9. We were referred to Commissioner of Income-tax v. Filmistan Ltd. : [1961]42ITR163(SC) , in which it was held that an appeal filed under Section 30 of the Income-tax Act is deemed to be filed on the date on which the tax is paid, but the language of the proviso to Section 9(1) of the Sales Tax Act is quite different from that of Section 30 of the Income-tax Act. Section 30 does not. require that proof of the payment of the tax must 'accompany' the memorandum of appeal. Under Section 30 ' no appeal shall lie...unless the tax is paid' and it may be said that if a memorandum of appeal is presented first and then the tax is paid the appeal lies with effect from the date of payment. The argument comes to this that so long as the tax was not paid there was no appeal. (because no appeal can lie unless the tax is paid) but the memorandum of appeal has been presented and on the payment of the tax an appeal came into existence. This line of reasoning is not open in a case governed by Section 9(1) of the Sales Tax Act which insists upon a memorandum of appeal going in company with proof of the payment.

10. We were also referred to Nagendra Nath v. Suresh . It does not contain anything material in the present case; the Judicial Committee simply interpreted 'appeal' occurring in Article 182(2) of the Limitation Act. The question before us is not whether there was an appeal or not, but whether the appeal had been accompanied by proof of the payment. An appeal may be said to be there even though it is defective but an appeal cannot be said to be accompanied by proof of the payment if the latter is furnished at a later stage.

11. There is nothing in the rules giving any assistance to the assessee. On the contrary Sub-rule (2) of Rule 66 supports the interpretation that we have placed on the proviso that 'appeal' in it means a memorandum of appeal. The State Government had power to make a rule that a challan showing deposit in the treasury of the admitted tax is the only satisfactory proof that can accompany a memorandum of appeal. Under Rules 65(3) and 66(2) a memorandum of appeal is required to be accompanied by certain documents and it was contended that if those documents are furnished at a later stage the memorandum of appeal would not be rejected but that is because there is no law requiring that an appeal shall not be entertained unless it is accompanied by them. A positive requirement that a certain act shall be done is different from a prohibition on the doing of an act if a certain thing is not done. The proviso that 'no appeal shall be entertained unless it is accompanied by satisfactory proof of the payment' cannot be placed on the same footing as the proviso that 'the memorandum of appeal shall be accompanied by a certified copy.' Rule 67(2) empowers a Judge (Appeals) to return the memorandum of appeal if it is not in order for correction and re-presentation or to allow it to be amended there and then.
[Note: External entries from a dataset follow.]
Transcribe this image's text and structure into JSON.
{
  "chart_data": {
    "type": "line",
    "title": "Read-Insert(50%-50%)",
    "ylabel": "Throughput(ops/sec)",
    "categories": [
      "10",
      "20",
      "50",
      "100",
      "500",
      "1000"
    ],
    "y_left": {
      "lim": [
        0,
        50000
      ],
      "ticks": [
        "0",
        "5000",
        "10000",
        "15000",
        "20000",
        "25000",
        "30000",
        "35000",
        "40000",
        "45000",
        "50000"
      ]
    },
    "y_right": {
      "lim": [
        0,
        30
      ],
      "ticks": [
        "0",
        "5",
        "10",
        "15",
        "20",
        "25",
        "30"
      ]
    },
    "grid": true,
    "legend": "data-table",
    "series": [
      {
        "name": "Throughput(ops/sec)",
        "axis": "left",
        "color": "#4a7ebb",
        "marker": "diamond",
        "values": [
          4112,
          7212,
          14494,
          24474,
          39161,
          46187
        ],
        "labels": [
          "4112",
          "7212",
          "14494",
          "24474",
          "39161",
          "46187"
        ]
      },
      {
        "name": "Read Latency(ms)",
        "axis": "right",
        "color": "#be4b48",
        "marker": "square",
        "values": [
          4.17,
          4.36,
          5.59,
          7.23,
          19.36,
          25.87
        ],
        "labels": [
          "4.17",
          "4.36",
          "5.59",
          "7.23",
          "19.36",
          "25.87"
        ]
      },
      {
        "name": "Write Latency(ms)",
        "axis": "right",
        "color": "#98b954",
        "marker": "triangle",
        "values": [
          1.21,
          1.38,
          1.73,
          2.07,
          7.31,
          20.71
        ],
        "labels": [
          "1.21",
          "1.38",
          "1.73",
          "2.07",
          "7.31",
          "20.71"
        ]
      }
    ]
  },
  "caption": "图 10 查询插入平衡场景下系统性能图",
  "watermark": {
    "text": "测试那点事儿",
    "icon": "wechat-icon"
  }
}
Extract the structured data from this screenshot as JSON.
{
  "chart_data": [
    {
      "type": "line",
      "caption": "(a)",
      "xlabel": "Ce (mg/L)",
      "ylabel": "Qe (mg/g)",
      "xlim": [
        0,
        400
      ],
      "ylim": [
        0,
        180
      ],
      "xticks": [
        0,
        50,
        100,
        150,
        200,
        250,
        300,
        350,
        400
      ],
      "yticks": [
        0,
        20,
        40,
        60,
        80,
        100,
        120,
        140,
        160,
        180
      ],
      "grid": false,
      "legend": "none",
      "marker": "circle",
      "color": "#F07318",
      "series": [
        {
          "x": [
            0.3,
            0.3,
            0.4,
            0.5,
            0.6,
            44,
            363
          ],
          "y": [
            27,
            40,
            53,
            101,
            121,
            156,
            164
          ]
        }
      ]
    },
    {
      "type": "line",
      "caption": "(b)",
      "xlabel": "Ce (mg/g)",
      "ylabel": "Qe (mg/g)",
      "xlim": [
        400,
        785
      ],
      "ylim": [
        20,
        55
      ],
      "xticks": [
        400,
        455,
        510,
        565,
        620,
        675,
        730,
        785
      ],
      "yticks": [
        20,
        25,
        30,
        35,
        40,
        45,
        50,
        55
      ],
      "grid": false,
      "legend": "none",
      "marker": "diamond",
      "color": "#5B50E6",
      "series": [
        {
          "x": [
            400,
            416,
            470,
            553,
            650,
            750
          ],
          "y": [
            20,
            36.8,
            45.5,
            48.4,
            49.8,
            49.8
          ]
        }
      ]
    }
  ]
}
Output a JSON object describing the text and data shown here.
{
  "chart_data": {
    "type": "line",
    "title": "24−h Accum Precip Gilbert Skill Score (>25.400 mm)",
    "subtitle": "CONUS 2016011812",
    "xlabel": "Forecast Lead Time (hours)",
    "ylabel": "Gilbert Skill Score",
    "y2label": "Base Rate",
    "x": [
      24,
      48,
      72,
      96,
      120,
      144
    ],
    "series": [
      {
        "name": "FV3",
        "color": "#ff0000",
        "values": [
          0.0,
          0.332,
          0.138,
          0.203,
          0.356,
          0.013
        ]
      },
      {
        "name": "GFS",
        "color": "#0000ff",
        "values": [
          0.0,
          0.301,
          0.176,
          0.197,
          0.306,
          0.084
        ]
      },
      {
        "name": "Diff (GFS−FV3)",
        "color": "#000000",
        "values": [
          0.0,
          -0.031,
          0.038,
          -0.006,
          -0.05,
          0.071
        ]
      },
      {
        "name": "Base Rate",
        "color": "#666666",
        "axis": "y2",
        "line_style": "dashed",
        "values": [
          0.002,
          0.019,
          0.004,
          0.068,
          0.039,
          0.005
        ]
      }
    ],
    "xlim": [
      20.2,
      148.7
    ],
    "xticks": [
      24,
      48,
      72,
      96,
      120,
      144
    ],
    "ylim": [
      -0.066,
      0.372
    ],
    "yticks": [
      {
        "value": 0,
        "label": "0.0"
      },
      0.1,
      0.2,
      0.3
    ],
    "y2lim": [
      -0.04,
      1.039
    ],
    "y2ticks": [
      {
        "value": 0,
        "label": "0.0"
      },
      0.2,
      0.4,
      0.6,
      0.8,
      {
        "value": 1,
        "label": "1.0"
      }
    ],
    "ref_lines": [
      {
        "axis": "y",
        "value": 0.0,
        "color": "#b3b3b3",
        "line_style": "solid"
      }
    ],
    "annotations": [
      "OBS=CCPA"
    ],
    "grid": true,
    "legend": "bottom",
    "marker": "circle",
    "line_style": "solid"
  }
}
Consequently the effect of failure to furnish satisfactory proof of the payment simultaneously with a memorandum of appeal cannot be equated with the effect of failure to comply with Rules 65(3) and 66(2).

12. What is meant by a memorandum being in order within the meaning of Rule 67(2) is that it complies with all the requirements of law and not merely those contained in Rules 65(3) and 67(1). That it is accompanied by a certified copy of the order appealed from and a challan showing deposit in the treasury of the admitted tax is as much. required to make it in order as other requirements. The Judge (Appeals) would have been bound to admit it only if it had been in order ; as it was not, he could reject it under Sub-rule (3) of Rule 67. The defect in it was not curable because, as we explained earlier, it was impossible for the memorandum of appeal to go in company with satisfactory proof of payment and, therefore, no purpose was to be served by the Judge returning it to the assessee for correction and re-presentation.

We, therefore, answer question No. 1 in the negative.

Question No. 2 does not arise.

13. We direct that copies of this Judgment shall be sent to the Judge (Revisions) Sales Tax and the Commissioner, Sales Tax, U.P., as required by Section 11(6) of the Sales Tax Act under the seal of the Court and the signature of the Registrar. We further direct that the Commissioner, Sales Tax, will get his costs of this reference from the assessee. Counsel's fee is assessed at Rs. 100.